Discuss this with yourself…

I just finished reading an article about “Electronic Overload.” The article encouraged me to determine whether or not it was time for me to get disconnected by asking myself a series of questions. (I kinda hoped the article would suggest feeling compelled to read it mean I needed to disconnect.)

At the same time, the article suggested that a need to be constantly connected to Facebook, Twitter, etc. has become the “new norm” whereby we feel compelled to keep up with our 813 Facebook Friends’ Daily travails, food choices, game scores, and assorted other drama. So I’m not sure if I was being encouraged to disconnect or understand that this is the way life now happens.

Since I had just spent my daily fifteen minutes of Facebook time prior to reading the article, I could relate. When I closed Facebook I found myself actually chuckling over some of the things I’d learned. I suppose I could list some here, but I’m not going to risk embarrassing people. Suffice it to say that I’m not sure I gained much by knowing where people partied last night, what quotes they liked and shared, what music they were listening to…

Okay, the latest picture of a nephew was  really cute… and having occasional contact with relatives and friends quite literally around the world is sorta neat. Many of these connections are ones I wouldn’t otherwise have. But like all good things, there’s a flip side to this. Our species seems to have difficulty with moderation.

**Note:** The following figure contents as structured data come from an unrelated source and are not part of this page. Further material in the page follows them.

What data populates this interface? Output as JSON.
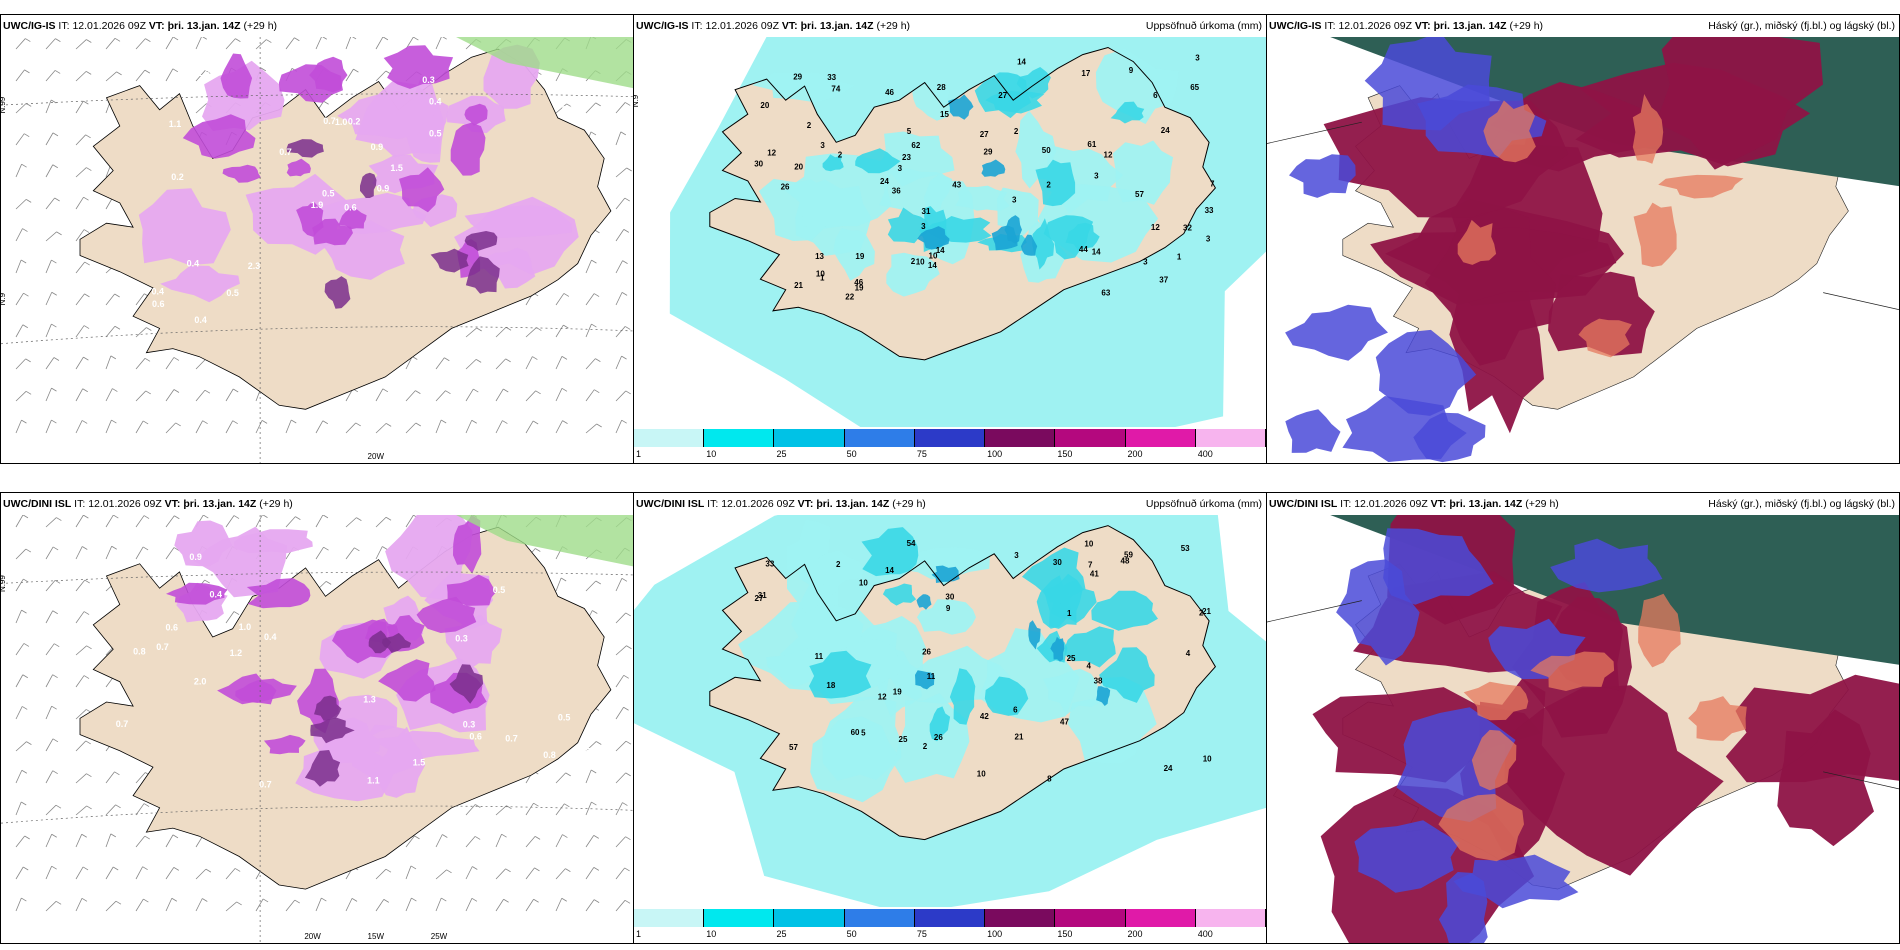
{
  "panels": [
    {
      "id": "r1c1",
      "model": "UWC/IG-IS",
      "it_label": "IT:",
      "it": "12.01.2026 09Z",
      "vt_label": "VT:",
      "vt": "þri. 13.jan. 14Z",
      "lead": "(+29 h)",
      "right_title": "",
      "labels": [
        "0.6",
        "1.1",
        "0.5",
        "0.4",
        "1.5",
        "2.3",
        "0.3",
        "0.2",
        "0.4",
        "0.9",
        "1.6",
        "0.5",
        "0.2",
        "0.6",
        "1.9",
        "0.5",
        "0.4",
        "0.7",
        "0.9",
        "0.4",
        "0.7",
        "0.6",
        "0.5",
        "1.0"
      ],
      "axis": [
        "N.99",
        "N.9",
        "20W"
      ]
    },
    {
      "id": "r1c2",
      "model": "UWC/IG-IS",
      "it_label": "IT:",
      "it": "12.01.2026 09Z",
      "vt_label": "VT:",
      "vt": "þri. 13.jan. 14Z",
      "lead": "(+29 h)",
      "right_title": "Uppsöfnuð úrkoma (mm)",
      "labels": [
        "17",
        "23",
        "14",
        "10",
        "9",
        "14",
        "57",
        "74",
        "61",
        "31",
        "63",
        "44",
        "62",
        "37",
        "30",
        "29",
        "24",
        "33",
        "65",
        "20",
        "32",
        "19",
        "12",
        "22",
        "24",
        "29",
        "13",
        "43",
        "10",
        "26",
        "20",
        "12",
        "3",
        "14",
        "12",
        "46",
        "3",
        "27",
        "2",
        "3",
        "14",
        "2",
        "28",
        "27",
        "19",
        "33",
        "50",
        "21",
        "3",
        "36",
        "46",
        "5",
        "6",
        "10",
        "15",
        "2",
        "7",
        "1",
        "3",
        "3",
        "2",
        "1",
        "3",
        "2",
        "3"
      ],
      "axis": [
        "N.9"
      ]
    },
    {
      "id": "r1c3",
      "model": "UWC/IG-IS",
      "it_label": "IT:",
      "it": "12.01.2026 09Z",
      "vt_label": "VT:",
      "vt": "þri. 13.jan. 14Z",
      "lead": "(+29 h)",
      "right_title": "Háský (gr.), miðský (fj.bl.) og lágský (bl.)",
      "labels": [],
      "axis": []
    },
    {
      "id": "r2c1",
      "model": "UWC/DINI ISL",
      "it_label": "IT:",
      "it": "12.01.2026 09Z",
      "vt_label": "VT:",
      "vt": "þri. 13.jan. 14Z",
      "lead": "(+29 h)",
      "right_title": "",
      "labels": [
        "0.9",
        "0.6",
        "0.4",
        "0.7",
        "1.0",
        "1.5",
        "2.0",
        "1.1",
        "0.7",
        "1.4",
        "0.8",
        "1.2",
        "0.5",
        "0.3",
        "0.4",
        "0.5",
        "0.7",
        "0.8",
        "0.3",
        "0.5",
        "0.7",
        "1.3",
        "0.6"
      ],
      "axis": [
        "N.99",
        "20W",
        "15W",
        "25W"
      ]
    },
    {
      "id": "r2c2",
      "model": "UWC/DINI ISL",
      "it_label": "IT:",
      "it": "12.01.2026 09Z",
      "vt_label": "VT:",
      "vt": "þri. 13.jan. 14Z",
      "lead": "(+29 h)",
      "right_title": "Uppsöfnuð úrkoma (mm)",
      "labels": [
        "11",
        "10",
        "12",
        "19",
        "10",
        "57",
        "54",
        "60",
        "24",
        "59",
        "42",
        "27",
        "33",
        "30",
        "48",
        "26",
        "31",
        "21",
        "11",
        "4",
        "47",
        "25",
        "41",
        "30",
        "25",
        "38",
        "18",
        "26",
        "14",
        "10",
        "5",
        "7",
        "2",
        "2",
        "2",
        "1",
        "3",
        "6",
        "4",
        "10",
        "8",
        "9",
        "21",
        "53"
      ],
      "axis": []
    },
    {
      "id": "r2c3",
      "model": "UWC/DINI ISL",
      "it_label": "IT:",
      "it": "12.01.2026 09Z",
      "vt_label": "VT:",
      "vt": "þri. 13.jan. 14Z",
      "lead": "(+29 h)",
      "right_title": "Háský (gr.), miðský (fj.bl.) og lágský (bl.)",
      "labels": [],
      "axis": []
    }
  ],
  "colorbar": {
    "ticks": [
      "1",
      "10",
      "25",
      "50",
      "75",
      "100",
      "150",
      "200",
      "400"
    ],
    "colors": [
      "#c8f6f6",
      "#00e8ee",
      "#00c2e6",
      "#2e7de8",
      "#2c3ac8",
      "#7a0a5e",
      "#b4087e",
      "#e01aa8",
      "#f7b4ee"
    ]
  },
  "colors": {
    "land": "#eedcc6",
    "precip_light": "#9ff2f2",
    "precip_mid": "#39d7e6",
    "precip_dark": "#1ba4d4",
    "snow1": "#e6a8f0",
    "snow2": "#c14dd8",
    "snow3": "#7a2e8c",
    "cloud_high": "#2e5f55",
    "cloud_mid": "#8e1346",
    "cloud_low": "#4a4ad8",
    "cloud_orange": "#e5795d"
  }
}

I recently had a conversation (in real-time on the phone, not online) with a friend (A) who reported some difficulties with a mutual acquaintance (B) who “usually gets things done,” but has been unresponsive of late and is creating some difficulty as a result. A quick check of Facebook yields lots of reports of B’s game achievements and at least one request for me to “connect” and join in. Do you suppose there is a correlation? Is B somebody who should perhaps occasionally disconnect?

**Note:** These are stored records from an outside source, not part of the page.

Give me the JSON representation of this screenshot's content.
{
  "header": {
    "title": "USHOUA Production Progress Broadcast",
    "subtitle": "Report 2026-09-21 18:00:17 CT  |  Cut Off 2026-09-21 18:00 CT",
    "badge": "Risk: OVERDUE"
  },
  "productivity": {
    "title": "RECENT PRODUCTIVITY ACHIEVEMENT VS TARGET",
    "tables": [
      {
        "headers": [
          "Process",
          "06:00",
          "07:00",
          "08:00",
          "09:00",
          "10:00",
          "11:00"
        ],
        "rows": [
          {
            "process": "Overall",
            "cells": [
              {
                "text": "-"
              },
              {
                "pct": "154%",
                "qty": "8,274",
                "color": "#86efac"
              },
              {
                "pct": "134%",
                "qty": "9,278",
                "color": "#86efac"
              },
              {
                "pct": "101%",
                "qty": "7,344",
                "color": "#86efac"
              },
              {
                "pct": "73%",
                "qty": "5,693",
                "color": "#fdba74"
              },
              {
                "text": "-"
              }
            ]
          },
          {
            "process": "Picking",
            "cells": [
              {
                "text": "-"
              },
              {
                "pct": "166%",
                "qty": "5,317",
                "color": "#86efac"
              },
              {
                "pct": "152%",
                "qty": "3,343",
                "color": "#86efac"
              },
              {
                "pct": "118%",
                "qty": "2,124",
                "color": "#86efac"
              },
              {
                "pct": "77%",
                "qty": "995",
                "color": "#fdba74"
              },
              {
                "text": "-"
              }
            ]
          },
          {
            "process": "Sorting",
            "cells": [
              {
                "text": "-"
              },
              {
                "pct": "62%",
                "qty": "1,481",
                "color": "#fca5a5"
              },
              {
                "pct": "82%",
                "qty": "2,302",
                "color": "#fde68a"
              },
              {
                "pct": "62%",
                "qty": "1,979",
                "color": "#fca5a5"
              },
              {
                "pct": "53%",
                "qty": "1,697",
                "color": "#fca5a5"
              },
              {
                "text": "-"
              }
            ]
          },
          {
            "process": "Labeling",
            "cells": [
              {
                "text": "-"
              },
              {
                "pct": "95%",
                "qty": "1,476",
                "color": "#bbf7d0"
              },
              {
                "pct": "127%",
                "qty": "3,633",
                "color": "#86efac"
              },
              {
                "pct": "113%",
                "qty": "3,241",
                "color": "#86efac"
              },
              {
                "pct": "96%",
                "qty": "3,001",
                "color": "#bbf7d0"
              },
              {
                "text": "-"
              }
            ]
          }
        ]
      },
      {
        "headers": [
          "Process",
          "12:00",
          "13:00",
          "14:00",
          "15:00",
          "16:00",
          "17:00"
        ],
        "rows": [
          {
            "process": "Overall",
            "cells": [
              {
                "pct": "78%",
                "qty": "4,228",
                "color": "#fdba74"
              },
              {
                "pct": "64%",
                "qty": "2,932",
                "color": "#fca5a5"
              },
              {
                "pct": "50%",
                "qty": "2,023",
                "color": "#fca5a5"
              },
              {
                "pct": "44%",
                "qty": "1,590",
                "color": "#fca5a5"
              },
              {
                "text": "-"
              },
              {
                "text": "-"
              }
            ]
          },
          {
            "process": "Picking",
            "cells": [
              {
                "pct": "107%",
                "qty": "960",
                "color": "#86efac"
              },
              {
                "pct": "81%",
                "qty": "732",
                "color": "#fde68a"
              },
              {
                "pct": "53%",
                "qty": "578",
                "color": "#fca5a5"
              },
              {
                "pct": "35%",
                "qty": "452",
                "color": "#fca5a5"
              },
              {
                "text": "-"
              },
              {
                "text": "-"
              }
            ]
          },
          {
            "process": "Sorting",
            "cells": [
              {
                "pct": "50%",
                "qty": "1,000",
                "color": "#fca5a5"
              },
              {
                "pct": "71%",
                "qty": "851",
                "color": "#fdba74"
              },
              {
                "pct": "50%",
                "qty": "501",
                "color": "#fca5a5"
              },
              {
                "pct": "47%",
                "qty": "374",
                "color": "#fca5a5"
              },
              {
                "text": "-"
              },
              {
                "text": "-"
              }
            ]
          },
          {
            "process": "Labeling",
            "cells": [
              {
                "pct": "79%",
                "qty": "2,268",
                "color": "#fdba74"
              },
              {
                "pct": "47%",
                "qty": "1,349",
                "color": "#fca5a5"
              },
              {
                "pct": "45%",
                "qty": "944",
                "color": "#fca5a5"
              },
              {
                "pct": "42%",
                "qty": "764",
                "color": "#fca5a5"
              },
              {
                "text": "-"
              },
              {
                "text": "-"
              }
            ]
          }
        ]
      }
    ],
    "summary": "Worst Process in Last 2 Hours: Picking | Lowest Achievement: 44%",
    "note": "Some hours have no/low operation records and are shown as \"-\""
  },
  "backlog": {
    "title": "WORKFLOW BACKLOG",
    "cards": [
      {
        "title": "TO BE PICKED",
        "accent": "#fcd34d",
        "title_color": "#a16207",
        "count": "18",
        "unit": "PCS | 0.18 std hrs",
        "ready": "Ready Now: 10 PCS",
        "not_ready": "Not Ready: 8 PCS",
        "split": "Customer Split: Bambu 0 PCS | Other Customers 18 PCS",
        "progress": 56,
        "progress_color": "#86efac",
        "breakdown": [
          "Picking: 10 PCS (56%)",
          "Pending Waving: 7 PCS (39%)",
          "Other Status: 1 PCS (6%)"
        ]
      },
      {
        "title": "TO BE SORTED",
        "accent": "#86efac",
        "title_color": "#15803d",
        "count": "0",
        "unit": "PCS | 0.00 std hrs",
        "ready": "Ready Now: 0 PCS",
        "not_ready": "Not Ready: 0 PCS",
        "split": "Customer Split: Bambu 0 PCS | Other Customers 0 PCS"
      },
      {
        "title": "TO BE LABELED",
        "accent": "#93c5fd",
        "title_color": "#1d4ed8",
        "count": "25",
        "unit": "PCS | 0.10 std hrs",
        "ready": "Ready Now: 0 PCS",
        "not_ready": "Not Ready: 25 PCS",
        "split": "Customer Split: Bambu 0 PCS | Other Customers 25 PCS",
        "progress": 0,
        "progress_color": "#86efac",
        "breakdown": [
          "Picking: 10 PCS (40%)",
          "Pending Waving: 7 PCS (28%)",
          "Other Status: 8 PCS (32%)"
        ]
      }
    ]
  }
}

On a slightly different track, another friend sent me a link via email to a site with a cartoon she was quite sure I’d enjoy. In my reply to her, I noted that she created a bit of “lost time” for me this morning as I couldn’t resist poking through some of the others. It was in the course of doing that I encountered one that instructed: “Discuss this with yourself.” Now that’s a concept that deserves some exploration. For students who attend classes I teach, you can be assured you’ll occasionally hear that.

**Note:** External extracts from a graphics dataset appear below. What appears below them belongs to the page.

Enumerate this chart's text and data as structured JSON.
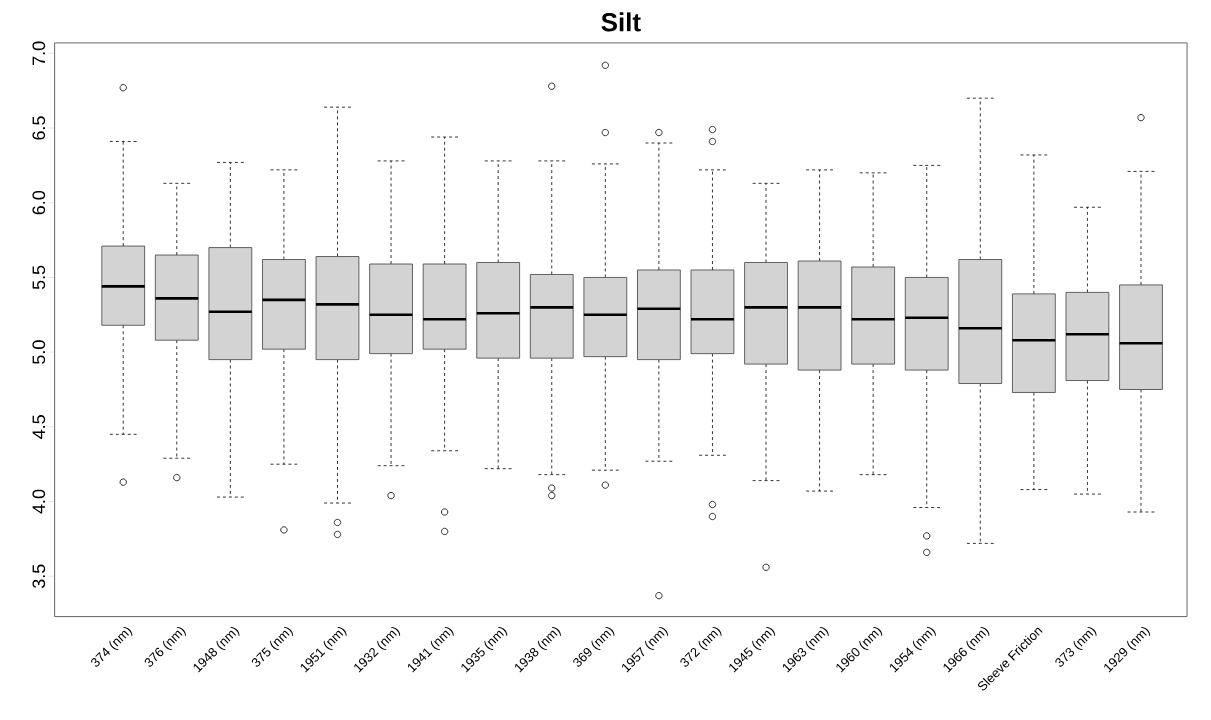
{
  "chart_data": {
    "type": "box",
    "title": "Silt",
    "categories": [
      "374 (nm)",
      "376 (nm)",
      "1948 (nm)",
      "375 (nm)",
      "1951 (nm)",
      "1932 (nm)",
      "1941 (nm)",
      "1935 (nm)",
      "1938 (nm)",
      "369 (nm)",
      "1957 (nm)",
      "372 (nm)",
      "1945 (nm)",
      "1963 (nm)",
      "1960 (nm)",
      "1954 (nm)",
      "1966 (nm)",
      "Sleeve Friction",
      "373 (nm)",
      "1929 (nm)"
    ],
    "color": "#d3d3d3",
    "boxes": [
      {
        "low": 4.45,
        "q1": 5.18,
        "median": 5.44,
        "q3": 5.71,
        "high": 6.41,
        "outliers": [
          6.77,
          4.13
        ]
      },
      {
        "low": 4.29,
        "q1": 5.08,
        "median": 5.36,
        "q3": 5.65,
        "high": 6.13,
        "outliers": [
          4.16
        ]
      },
      {
        "low": 4.03,
        "q1": 4.95,
        "median": 5.27,
        "q3": 5.7,
        "high": 6.27
      },
      {
        "low": 4.25,
        "q1": 5.02,
        "median": 5.35,
        "q3": 5.62,
        "high": 6.22,
        "outliers": [
          3.81
        ]
      },
      {
        "low": 3.99,
        "q1": 4.95,
        "median": 5.32,
        "q3": 5.64,
        "high": 6.64,
        "outliers": [
          3.86,
          3.78
        ]
      },
      {
        "low": 4.24,
        "q1": 4.99,
        "median": 5.25,
        "q3": 5.59,
        "high": 6.28,
        "outliers": [
          4.04
        ]
      },
      {
        "low": 4.34,
        "q1": 5.02,
        "median": 5.22,
        "q3": 5.59,
        "high": 6.44,
        "outliers": [
          3.93,
          3.8
        ]
      },
      {
        "low": 4.22,
        "q1": 4.96,
        "median": 5.26,
        "q3": 5.6,
        "high": 6.28
      },
      {
        "low": 4.18,
        "q1": 4.96,
        "median": 5.3,
        "q3": 5.52,
        "high": 6.28,
        "outliers": [
          6.78,
          4.09,
          4.04
        ]
      },
      {
        "low": 4.21,
        "q1": 4.97,
        "median": 5.25,
        "q3": 5.5,
        "high": 6.26,
        "outliers": [
          6.92,
          6.47,
          4.11
        ]
      },
      {
        "low": 4.27,
        "q1": 4.95,
        "median": 5.29,
        "q3": 5.55,
        "high": 6.4,
        "outliers": [
          6.47,
          3.37
        ]
      },
      {
        "low": 4.31,
        "q1": 4.99,
        "median": 5.22,
        "q3": 5.55,
        "high": 6.22,
        "outliers": [
          6.49,
          6.41,
          3.98,
          3.9
        ]
      },
      {
        "low": 4.14,
        "q1": 4.92,
        "median": 5.3,
        "q3": 5.6,
        "high": 6.13,
        "outliers": [
          3.56
        ]
      },
      {
        "low": 4.07,
        "q1": 4.88,
        "median": 5.3,
        "q3": 5.61,
        "high": 6.22
      },
      {
        "low": 4.18,
        "q1": 4.92,
        "median": 5.22,
        "q3": 5.57,
        "high": 6.2
      },
      {
        "low": 3.96,
        "q1": 4.88,
        "median": 5.23,
        "q3": 5.5,
        "high": 6.25,
        "outliers": [
          3.77,
          3.66
        ]
      },
      {
        "low": 3.72,
        "q1": 4.79,
        "median": 5.16,
        "q3": 5.62,
        "high": 6.7
      },
      {
        "low": 4.08,
        "q1": 4.73,
        "median": 5.08,
        "q3": 5.39,
        "high": 6.32
      },
      {
        "low": 4.05,
        "q1": 4.81,
        "median": 5.12,
        "q3": 5.4,
        "high": 5.97
      },
      {
        "low": 3.93,
        "q1": 4.75,
        "median": 5.06,
        "q3": 5.45,
        "high": 6.21,
        "outliers": [
          6.57
        ]
      }
    ],
    "ylim": [
      3.23,
      7.07
    ],
    "yticks": [
      3.5,
      {
        "value": 4,
        "label": "4.0"
      },
      4.5,
      {
        "value": 5,
        "label": "5.0"
      },
      5.5,
      {
        "value": 6,
        "label": "6.0"
      },
      6.5,
      {
        "value": 7,
        "label": "7.0"
      }
    ],
    "marker": "circle"
  }
}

So here’s the deal. I’m not going to ask you to discuss whether or not you need a little disconnect from electronic media. Many of you already know you do. I am going to ask you to discuss your priorities with yourself. That might include a hard look at your Facebook, Twitter, Email, etc. activity… if you can be objective about what you see, it will show you where your priorities are in practice.  If you can’t be objective (an admittedly difficult assignment–we’re better at rationalizing our behavior than analyzing it), at least discuss with yourself what you think your priorities are. Then discuss with yourself if your connections and habits match your priorities.